Para conseguir manter-me mais tempo sentado no selim, deixava abrandar a bicicleta até velocidades mais baixas. Depois voltava a pedalar lentamente até que os pedais ficassem soltos outra vez… para de seguida deixar de pedalar, de modo que a bicicleta perdesse velocidade mais uma vez… e assim sucessivamente.
Estaria condenado a seguir assim aos soluços por mais 3 horas até chegar a Maputo.
Já passavam das 10h00, quando algo inédito aconteceu.
De repente a bicicleta começou a ganhar velocidade sozinha.
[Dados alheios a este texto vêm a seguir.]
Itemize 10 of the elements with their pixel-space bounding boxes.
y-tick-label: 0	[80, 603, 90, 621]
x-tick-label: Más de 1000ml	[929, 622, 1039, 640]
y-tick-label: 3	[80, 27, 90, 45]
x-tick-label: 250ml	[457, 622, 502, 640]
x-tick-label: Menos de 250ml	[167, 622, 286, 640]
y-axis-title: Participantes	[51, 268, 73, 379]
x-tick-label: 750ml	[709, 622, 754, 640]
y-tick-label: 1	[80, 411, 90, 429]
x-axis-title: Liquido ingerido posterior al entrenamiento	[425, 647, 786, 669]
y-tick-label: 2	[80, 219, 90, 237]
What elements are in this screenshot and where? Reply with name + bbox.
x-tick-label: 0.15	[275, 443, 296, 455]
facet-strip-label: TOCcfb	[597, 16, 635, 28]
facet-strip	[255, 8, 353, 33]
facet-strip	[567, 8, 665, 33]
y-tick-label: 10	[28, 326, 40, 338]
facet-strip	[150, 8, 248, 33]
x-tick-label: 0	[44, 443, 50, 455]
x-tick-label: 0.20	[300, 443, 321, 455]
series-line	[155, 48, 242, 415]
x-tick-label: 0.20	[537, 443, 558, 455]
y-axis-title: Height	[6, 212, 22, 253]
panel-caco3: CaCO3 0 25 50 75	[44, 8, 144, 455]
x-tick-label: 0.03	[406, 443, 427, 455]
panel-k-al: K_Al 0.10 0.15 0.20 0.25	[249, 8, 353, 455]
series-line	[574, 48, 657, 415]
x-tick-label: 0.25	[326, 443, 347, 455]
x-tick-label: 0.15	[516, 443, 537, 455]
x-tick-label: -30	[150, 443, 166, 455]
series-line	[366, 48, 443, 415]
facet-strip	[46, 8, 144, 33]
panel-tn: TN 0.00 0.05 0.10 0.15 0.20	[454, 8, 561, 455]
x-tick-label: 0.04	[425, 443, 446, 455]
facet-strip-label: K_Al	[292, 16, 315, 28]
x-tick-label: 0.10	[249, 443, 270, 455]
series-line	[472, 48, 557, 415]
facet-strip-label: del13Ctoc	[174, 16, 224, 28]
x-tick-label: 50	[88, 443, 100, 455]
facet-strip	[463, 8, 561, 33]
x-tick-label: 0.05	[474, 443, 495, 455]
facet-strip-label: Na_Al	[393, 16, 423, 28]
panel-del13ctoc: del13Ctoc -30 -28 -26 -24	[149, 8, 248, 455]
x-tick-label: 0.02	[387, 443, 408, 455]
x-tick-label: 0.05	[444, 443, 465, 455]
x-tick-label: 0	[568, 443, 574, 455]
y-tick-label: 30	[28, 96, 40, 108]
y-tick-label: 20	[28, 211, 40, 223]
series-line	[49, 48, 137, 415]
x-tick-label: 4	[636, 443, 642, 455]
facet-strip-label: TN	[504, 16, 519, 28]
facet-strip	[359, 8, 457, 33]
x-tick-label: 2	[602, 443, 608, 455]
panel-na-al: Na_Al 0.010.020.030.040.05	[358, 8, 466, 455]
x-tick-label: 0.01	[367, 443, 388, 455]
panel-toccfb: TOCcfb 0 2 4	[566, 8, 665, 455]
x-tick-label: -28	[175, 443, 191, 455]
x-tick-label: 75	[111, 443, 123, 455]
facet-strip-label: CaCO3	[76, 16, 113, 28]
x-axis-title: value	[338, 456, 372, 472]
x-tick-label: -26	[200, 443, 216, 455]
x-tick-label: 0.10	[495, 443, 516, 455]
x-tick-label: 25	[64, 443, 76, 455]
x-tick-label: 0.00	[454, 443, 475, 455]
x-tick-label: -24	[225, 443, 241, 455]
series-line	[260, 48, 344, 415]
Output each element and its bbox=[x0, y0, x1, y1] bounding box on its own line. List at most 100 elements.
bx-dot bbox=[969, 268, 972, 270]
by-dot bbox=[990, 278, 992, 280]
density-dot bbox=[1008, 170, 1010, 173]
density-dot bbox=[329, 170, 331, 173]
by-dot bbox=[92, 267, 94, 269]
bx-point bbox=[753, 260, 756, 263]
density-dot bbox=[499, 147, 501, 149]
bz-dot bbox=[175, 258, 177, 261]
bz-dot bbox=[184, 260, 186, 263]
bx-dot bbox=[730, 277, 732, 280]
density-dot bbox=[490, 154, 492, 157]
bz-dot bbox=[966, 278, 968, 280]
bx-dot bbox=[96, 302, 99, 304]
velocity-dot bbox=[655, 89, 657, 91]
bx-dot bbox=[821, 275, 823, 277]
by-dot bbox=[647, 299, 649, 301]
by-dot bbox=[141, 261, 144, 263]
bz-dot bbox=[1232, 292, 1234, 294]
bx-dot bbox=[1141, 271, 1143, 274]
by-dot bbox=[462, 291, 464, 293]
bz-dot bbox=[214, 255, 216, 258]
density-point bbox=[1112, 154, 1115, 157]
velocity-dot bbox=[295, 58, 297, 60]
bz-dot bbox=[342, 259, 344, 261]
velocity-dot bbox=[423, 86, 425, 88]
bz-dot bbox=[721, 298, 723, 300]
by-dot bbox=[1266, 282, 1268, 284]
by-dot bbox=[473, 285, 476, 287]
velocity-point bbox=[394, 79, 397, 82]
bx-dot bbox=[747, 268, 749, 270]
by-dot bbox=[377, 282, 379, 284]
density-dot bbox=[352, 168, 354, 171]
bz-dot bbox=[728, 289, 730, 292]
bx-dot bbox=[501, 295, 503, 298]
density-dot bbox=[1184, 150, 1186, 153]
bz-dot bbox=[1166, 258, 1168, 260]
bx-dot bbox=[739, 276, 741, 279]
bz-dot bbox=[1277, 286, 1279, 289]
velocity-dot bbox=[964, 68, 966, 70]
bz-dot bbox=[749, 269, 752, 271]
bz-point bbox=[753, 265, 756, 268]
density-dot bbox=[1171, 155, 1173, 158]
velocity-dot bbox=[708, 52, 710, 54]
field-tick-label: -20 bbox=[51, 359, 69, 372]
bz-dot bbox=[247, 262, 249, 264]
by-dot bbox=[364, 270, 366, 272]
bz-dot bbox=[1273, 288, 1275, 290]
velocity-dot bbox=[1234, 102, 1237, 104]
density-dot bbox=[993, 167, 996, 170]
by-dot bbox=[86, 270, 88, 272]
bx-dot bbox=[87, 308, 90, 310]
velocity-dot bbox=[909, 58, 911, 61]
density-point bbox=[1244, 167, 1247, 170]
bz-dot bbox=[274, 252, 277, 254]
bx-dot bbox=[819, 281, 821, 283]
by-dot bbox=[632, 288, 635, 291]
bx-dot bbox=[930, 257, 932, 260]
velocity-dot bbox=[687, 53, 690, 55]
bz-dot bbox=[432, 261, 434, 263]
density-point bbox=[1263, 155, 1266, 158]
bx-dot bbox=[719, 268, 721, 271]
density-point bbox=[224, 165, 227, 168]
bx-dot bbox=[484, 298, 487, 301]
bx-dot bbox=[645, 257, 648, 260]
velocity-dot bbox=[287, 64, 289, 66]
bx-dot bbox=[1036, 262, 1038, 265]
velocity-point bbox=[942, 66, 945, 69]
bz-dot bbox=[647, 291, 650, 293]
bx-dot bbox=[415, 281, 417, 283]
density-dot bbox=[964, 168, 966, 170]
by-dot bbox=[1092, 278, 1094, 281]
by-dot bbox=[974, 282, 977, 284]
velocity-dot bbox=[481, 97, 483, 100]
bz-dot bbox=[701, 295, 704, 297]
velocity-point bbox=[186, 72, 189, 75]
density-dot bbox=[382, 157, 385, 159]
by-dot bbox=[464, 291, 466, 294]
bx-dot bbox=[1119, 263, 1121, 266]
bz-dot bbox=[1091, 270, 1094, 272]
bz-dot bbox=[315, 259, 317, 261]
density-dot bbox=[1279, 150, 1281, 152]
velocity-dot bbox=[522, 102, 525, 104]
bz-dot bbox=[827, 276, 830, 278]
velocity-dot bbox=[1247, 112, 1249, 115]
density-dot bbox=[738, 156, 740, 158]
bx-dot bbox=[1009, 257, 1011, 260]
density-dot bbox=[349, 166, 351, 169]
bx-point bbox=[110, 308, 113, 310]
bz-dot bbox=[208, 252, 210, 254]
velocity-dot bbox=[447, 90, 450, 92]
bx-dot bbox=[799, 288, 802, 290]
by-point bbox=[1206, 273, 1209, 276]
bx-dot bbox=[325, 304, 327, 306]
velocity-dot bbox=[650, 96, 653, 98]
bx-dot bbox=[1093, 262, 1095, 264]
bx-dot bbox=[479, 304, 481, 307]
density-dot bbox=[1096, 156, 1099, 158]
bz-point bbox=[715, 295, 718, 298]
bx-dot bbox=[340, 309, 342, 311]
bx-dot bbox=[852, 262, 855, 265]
A princípio pensei que estaria a descer ligeiramente e por algum tipo de ilusão óptica eu não era capaz de detectar o declive. Consultei o GPS… este dizia-me que, contrariamente ao que eu pensava… eu estava a subir ligeiramente.
Olhei para trás, por cima do meu ombro, com o objectivo de verificar se alguma coisa estaria a empurrar me, sem que eu desse conta disso.
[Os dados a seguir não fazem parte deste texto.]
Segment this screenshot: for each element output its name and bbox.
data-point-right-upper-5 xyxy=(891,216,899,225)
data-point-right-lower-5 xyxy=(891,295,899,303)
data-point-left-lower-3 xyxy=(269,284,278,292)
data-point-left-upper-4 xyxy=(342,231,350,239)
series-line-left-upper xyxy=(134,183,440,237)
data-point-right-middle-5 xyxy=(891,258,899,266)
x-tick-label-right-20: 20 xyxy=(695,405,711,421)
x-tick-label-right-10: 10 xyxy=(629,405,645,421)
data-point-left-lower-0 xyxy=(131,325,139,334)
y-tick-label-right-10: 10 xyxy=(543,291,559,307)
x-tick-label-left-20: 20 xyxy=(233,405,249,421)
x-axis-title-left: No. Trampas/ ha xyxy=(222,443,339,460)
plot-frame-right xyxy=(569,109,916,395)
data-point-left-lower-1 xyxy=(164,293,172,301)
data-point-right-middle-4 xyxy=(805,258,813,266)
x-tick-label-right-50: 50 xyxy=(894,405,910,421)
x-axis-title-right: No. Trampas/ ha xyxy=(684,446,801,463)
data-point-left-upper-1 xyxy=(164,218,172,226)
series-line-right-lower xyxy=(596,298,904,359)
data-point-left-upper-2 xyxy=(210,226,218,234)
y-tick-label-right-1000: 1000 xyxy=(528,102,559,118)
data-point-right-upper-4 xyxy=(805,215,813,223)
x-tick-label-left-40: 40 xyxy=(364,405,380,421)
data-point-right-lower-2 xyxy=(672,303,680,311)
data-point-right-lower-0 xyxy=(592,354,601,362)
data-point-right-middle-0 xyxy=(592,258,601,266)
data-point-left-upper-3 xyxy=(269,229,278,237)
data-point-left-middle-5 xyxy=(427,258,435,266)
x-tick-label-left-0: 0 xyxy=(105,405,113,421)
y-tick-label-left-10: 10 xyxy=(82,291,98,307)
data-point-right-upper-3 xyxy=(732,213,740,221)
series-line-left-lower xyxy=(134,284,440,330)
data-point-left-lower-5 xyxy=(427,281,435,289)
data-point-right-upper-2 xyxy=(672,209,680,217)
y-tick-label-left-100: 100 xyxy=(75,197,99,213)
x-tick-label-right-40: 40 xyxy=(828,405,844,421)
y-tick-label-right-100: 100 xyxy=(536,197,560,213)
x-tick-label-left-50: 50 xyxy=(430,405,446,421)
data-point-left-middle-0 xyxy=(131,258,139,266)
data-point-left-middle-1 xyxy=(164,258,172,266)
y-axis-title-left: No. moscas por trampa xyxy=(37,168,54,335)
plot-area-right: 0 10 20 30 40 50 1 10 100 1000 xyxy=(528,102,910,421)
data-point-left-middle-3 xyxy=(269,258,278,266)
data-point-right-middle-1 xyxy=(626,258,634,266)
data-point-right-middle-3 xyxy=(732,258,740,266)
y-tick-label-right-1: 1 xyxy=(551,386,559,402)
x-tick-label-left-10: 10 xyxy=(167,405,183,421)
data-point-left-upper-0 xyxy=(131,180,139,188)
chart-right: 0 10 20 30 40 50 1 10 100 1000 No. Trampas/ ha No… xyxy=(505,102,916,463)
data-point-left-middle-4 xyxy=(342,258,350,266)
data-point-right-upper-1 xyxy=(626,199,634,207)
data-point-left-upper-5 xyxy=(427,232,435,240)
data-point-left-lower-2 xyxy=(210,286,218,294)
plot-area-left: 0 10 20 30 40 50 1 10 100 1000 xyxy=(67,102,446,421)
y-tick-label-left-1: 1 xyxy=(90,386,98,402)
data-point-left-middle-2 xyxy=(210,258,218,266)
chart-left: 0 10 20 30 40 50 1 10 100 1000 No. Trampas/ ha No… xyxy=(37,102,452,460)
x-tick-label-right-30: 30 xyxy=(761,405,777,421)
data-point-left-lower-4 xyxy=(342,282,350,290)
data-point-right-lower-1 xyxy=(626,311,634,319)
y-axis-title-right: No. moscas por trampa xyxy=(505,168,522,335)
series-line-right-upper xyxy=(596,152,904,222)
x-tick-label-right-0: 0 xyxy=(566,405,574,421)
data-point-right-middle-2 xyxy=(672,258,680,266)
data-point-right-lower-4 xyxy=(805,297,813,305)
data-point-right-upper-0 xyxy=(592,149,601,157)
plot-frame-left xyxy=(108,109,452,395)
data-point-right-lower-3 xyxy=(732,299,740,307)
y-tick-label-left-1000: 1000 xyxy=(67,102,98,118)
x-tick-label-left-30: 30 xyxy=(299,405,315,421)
Mantinha-me acima dos 20Kms/h sem que no entanto tivesse que dar aos pedais.
Até que por fim percebo que estava a ser empurrado pelo vento.
Fiquei estupefacto!
Eu pedalara mais de 8.100Kms em 167 dias. Todos eles a levar com vento bem de frente nas bentas. E logo agora que eu não tinha pressa nenhuma de chegar é que o Sr. Vento, resolvia dar um “empurrãozinho”.
Continuei a minha pedalada rumo a Maputo.
O iPod debitava música gasta que em nada alterava o meu estado de espírito nem o meu andamento. Por vezes dava por mim a tentar lembrar-me qual a última música que este resolvera partilhar com os meus ouvidos, mas sem grande sucesso.
Era como se o iPod fosse desligado, pois eu não ouvia nem distingui os sons por ele emanados, tal era o meu estado de hipnopatia.
Dava por mim a ordenar ideias dentro da minha cabeça.
Sem entender muito bem porquê, estas começavam de trás para a frente.
Em primeiro lugar tinha a batalha ganha contra os pensamentos nostálgicos. Conseguia aceitar que a Viagem de Bicicleta entre Luanda e Maputo haveria de acabar um dia… e esse dia chegara (hoje) ao meu calendário… e com o objectivo (bem) alcançado.
Em segundo lugar, deixava de me martirizar por aquilo que gostaria de ter “vivido” e que não “vivi”… para passar a dar graças pelo que não havia previsto e acabara por viver.
Afinal de contas, era uma simples questão de inverter as polaridades aos meus pontos de vista, para que o meu cérebro assimilasse a realidade de um modo mais positivista.
Depois de arrumadas as ideias sobre a realidade actual, a minha mente evadia-se rapidamente por todas as etapas percorridas, mas na direcção oposta à da viagem… até que por último chegou a Luanda e aos dias que antecederam a partida.
Por fim, vinham os preparativos precedentes à chegada a Angola.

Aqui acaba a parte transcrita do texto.